BSA / AML

The Bank Secrecy Act and related anti-money-laundering regulations require U.S. financial institutions to detect, prevent, and report suspicious financial activity. AI in transaction monitoring is increasingly subject to BSA scrutiny.

BSA / AML basics

The Bank Secrecy Act (1970) and a stack of subsequent statutes (USA PATRIOT Act, Anti-Money Laundering Act of 2020) require covered financial institutions to implement AML programs, perform customer due diligence (CDD), file Currency Transaction Reports (CTRs) and Suspicious Activity Reports (SARs), and screen against OFAC sanctions lists. The Financial Crimes Enforcement Network (FinCEN) is the primary federal regulator; federal banking agencies and the SEC enforce at the institution level.

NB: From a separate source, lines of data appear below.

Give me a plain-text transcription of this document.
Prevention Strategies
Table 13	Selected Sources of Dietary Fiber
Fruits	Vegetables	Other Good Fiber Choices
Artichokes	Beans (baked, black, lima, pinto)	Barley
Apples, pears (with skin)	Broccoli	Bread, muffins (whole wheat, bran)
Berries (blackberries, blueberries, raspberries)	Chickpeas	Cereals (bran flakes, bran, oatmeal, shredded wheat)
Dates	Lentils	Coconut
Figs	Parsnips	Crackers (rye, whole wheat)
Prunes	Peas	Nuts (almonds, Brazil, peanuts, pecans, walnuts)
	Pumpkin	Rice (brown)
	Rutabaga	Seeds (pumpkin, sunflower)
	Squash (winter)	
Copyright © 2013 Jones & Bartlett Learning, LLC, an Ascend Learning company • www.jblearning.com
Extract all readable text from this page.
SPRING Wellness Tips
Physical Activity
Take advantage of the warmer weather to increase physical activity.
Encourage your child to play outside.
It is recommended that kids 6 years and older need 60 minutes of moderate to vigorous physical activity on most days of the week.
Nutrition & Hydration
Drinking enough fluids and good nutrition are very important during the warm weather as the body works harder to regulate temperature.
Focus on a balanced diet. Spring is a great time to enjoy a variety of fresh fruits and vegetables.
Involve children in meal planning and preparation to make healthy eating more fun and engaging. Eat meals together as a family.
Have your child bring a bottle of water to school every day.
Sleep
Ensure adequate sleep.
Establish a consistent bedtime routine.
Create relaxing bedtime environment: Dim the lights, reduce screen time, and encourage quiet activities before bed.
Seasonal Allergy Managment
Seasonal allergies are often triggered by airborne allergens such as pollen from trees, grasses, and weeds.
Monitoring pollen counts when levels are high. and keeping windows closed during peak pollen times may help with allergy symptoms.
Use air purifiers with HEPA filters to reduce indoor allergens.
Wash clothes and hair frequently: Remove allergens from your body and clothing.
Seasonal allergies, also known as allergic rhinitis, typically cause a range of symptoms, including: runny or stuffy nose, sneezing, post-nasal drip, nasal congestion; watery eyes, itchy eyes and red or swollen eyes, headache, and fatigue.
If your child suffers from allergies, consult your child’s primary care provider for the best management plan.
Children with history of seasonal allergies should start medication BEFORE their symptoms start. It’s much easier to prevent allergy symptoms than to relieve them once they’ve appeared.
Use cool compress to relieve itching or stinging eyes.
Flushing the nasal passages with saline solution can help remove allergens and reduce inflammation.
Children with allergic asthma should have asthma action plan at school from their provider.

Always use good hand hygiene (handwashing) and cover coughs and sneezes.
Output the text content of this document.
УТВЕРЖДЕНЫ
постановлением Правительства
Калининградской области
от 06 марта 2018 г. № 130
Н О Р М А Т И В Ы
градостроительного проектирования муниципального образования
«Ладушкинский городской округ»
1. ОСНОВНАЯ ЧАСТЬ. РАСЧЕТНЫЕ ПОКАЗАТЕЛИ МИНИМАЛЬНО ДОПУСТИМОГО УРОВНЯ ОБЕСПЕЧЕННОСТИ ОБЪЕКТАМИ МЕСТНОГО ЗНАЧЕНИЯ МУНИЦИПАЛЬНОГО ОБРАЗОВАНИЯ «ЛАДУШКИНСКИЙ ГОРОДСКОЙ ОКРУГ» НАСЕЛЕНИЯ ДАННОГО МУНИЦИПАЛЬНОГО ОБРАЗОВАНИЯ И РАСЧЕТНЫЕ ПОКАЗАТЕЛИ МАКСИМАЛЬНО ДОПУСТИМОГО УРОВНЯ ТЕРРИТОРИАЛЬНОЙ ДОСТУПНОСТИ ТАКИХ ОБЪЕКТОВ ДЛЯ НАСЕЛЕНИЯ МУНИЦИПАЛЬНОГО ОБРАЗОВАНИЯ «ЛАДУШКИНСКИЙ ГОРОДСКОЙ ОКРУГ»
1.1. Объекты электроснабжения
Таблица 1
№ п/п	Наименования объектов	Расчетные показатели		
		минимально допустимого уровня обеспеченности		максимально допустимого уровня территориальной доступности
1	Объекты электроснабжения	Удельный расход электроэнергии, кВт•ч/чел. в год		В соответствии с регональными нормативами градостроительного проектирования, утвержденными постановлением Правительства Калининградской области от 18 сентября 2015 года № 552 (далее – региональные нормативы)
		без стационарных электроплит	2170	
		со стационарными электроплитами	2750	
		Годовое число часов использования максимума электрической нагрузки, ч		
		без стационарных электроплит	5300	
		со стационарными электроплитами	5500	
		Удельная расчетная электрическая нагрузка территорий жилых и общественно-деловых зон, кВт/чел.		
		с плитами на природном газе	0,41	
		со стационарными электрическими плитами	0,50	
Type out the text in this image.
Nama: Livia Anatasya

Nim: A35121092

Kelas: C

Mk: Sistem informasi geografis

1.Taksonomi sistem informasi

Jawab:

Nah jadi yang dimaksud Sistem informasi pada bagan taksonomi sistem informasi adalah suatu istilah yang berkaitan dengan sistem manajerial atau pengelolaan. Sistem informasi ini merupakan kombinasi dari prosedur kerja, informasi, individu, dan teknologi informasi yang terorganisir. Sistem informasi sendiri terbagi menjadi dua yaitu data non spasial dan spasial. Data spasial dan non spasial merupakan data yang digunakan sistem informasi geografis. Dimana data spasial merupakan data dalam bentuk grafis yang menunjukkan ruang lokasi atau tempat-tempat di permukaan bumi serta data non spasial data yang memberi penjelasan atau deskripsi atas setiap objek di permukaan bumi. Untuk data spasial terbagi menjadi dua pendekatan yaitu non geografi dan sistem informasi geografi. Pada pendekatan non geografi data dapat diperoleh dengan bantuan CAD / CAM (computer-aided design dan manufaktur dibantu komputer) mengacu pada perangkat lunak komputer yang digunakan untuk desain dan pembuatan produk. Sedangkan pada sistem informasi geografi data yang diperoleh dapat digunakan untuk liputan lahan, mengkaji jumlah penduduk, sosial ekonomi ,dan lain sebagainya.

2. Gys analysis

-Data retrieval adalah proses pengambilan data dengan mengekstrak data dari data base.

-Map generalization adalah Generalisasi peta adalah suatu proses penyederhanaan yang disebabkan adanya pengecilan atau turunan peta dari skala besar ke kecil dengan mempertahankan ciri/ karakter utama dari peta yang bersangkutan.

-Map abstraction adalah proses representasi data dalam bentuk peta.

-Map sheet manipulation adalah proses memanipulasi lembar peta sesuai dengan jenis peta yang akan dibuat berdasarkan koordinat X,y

AI in transaction monitoring

Most large financial institutions use AI/ML for transaction monitoring (anomaly detection, false-positive reduction) and customer screening (sanctions and PEP matching). FinCEN, the OCC, and other federal banking regulators issued joint guidance in 2024 explicitly endorsing innovative approaches including ML for BSA/AML compliance, while making clear that model risk management (SR 11-7) still applies. AI vendors selling into the BSA/AML space face two diligence regimes: standard financial-services cybersecurity, and model risk management (governance, documentation, validation, ongoing monitoring of model performance).

Procurement questions

For AI transaction monitoring or sanctions screening vendors: do you provide model documentation sufficient for the buyer's MRM (model risk management) program, what is your testing and validation methodology, how is model drift detected and reported, are you willing to participate in regulator examinations, and how is performance measured (false positive rate, alert-to-SAR conversion). Many regulated buyers will also ask whether the vendor will indemnify against regulatory fines arising from undetected suspicious activity — a difficult contractual ask that most vendors decline.